What differences are there among those who sit on boards of advisors and those who sit on boards of directors? Significant differences—because the purposes of each are different. A board of directors, for example, will help guide your company in a broad, strategic way, drawing from the combined experience of many backgrounds. Advisors, on the other hand, need to be experts on specific issues that you anticipate facing as your company grows. Last year, my equity crowdfunding platform raised Series A funding, and when we did, our board of directors expanded, adding a new Director and an Observer. Our board expanded again when we raised our Series B funding. It’s been great for our company, and a lesson I think many other founders will appreciate.

In my career I’ve seen thousands of companies that have created boards of directors and groups of advisors.  I’ve seen some that have worked well and a lot that have been disasters. When assembling boards, whether directors or advisors, I recommend following some of these general guidelines.

RDECOM Board of Directors Site Visit (Photo credit: RDECOM)

Onboarding Your Directors

On a board, you want a collection of talented individuals with wide-ranging perspectives.  Typically, these are also some of your key investors, who have a vested interest in your success. But your board should also be made up of other professionals with specific focus and experience—ideally operating experience.

Early boards are well equipped (and typically intended) to handle conversations about strategic opportunities and challenges in a startup or early-stage company, such as hiring and short- and long-term business strategy. Think about how you’d like to address some concerns about these topics when you start soliciting potential board members. Do you want a board that gives tough love or one that is more subtle in their direction? Do you actually want feedback or just want the board to stay out of your way?  How important is it to you to have a diversity of opinion on the board?

Some experts will tell you never to pay a board fee. But there are the occasional independent board members who ask for a fee and deserve it. Still, if your business is young, the financial outlay may not add up.
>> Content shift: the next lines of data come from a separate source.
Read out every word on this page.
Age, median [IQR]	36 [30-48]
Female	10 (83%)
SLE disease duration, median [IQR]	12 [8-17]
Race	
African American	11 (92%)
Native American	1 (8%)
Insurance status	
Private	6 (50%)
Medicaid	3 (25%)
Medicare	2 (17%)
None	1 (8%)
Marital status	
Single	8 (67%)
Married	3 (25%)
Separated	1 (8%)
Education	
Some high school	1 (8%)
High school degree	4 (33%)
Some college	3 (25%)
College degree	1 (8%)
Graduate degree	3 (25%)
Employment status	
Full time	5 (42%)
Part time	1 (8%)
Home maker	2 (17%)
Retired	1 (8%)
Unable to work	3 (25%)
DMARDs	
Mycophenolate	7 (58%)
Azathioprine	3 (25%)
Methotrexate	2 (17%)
The compensation should ideally be in stock, not a cash outlay (until the business is cash flow positive).  Equity tends to align incentives nicely—just make sure the options are on an appropriate vesting schedule.

Advisors With Advice

Before forming your advisory board, try and identify the biggest challenges and opportunities that will face your company in the next few years.  An advisory board should be made of people who can address specific concerns you’ve laid out in advance. Do you eventually plan to expand internationally? Find an advisor with experience growing a business in the global market. Think that your supply chain is a critical, but little understood, part of your business? Find relevant experts and ask them to help you lay the groundwork.

You’ll also want to plan ahead and make sure you’re on the same page with your advisors. Ask for a specific time commitment up front (in writing). That way, if it isn’t a good match, both you and the advisor have agreed to part ways at some point in the near future. One year is not unreasonable.  Like your director-level compensation, advisors who receive equity should be put on a vesting schedule (typically 2-4 years).  Also, if an advisor is receiving equity, be sure to ask them to invest. If they really believe in the business, why wouldn’t they invest?

One group you should never consider as potential advisors? Friends and family. While they surely have your best interests in mind, they may be too emotionally attached to the company—and to your success and happiness.

Selecting board members and advisors doesn’t have to be a hurdle or a hassle if you know what to look for.  At the end of the day, it boils down to a pretty simple rule: Find people who want to invest in your company—in more ways than one.